Secondary production of tungsten, according to Roskill, accounted for 22% of global tungsten supply in 2013, predominantly from recycling facilities in Europe and North American. Greater adoption of tungsten recycling technologies is expected, particularly in Asia, with tungsten from secondary sources forecast to account for 28% of global supply by 2018. The tungsten price will however have a significant bearing upon the volume of secondary tungsten available, as recycling facilities may stockpile material for periods of high pricing.

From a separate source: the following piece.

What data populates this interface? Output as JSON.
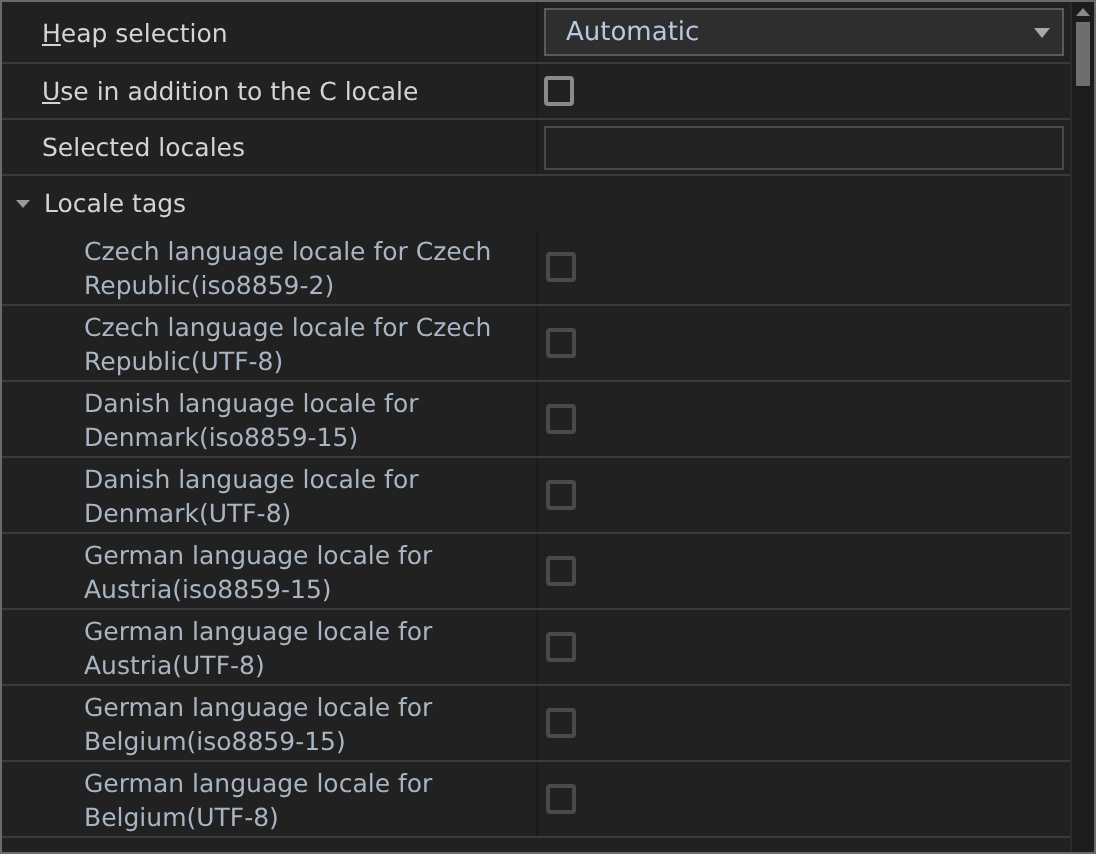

We also have the fascinating phenomenon that the Iberian Peninsula producers that ruled Western production for decades (and were very strategic in WW2) faded in the 1980s and are now resurging in both Portugal and Spain. Australia is also on the comeback trail and even South Korea’s important Sangdong mine looks likely to return to production. That England has also recently joined the ranks of producers shows that the Chinese will not have their own way in this metal.
The Tungsten Lifecycle Chart
Our all-purpose Lifecycle chart serves particularly well, in the case of Tungsten, to show the state of progress of the various players vis-à-vis each other on the exploration-production continuum (not that some players, irrespective of which metal, imagine themselves production-bound).
This chart raises the interesting question of how to deal with juniors. During the years of the Supercycle any junior in a given metal could be seen as a potential player. As it wended its way through the Resource/PEA/PFS/BFS continuum there was always an assumption that financing would be forthcoming by hook or by crook for a worthy project. That is now not the case. So do we position a no-hope junior on the Lifecycle Chart at all or just cast them into the outer darkness?
The second issue relates to “naming names” because it is not particularly a company that it somewhere on the timeline but rather individual projects. A good example is Almonty, which has a producing mine in Spain, a near producing mine in Australia and a more distant prospect in South Korea. The stricken North American Tungsten has a producing mine in the Yukon and a project that is way at the other end of the lifecycle and likely to stay there because of its owner’s travails.
Looking back at the Lifecycle Chart (below) we published in 2011, the companies at the very right were Malaga and North American Tungsten, now both in administration or bankruptcy, and Malaga’s property is in the hands of new owners.
Geodex sold its project to Northcliff. Largo mothballed its Brazilian mine almost as soon as it got into operation. Woulfe was bought by Almonty and the “other” Wolf has advanced mightily. King Island Scheelite had a management and project reconfiguration (for the better) but that has put it no further ahead of where it was. Colt has oscillated around trying to decide if it will be a Tungsten project or a gold venture. Almonty did not even figure on our radar screen!
In the grim current environment for metals, even Tungsten cannot escape the generalized price weakness. As we have shown the ranks of potential producers have thinned and several producers have come to grief. The best projects are clearly the reboots of past producers because the capex is a quantum lower than the $400mn plus price tags on projects like Sisson and MacTung. Prices will have to move higher substantially and for a prolonged period to even move these projects off the starting blocks.
So while being a producer currently might be somewhat of a thankless occupation, those with production will be the ones to reap the best profits once a price upswing occurs and will have a good run of years before any “new projects” appear as realistic competition with actual output.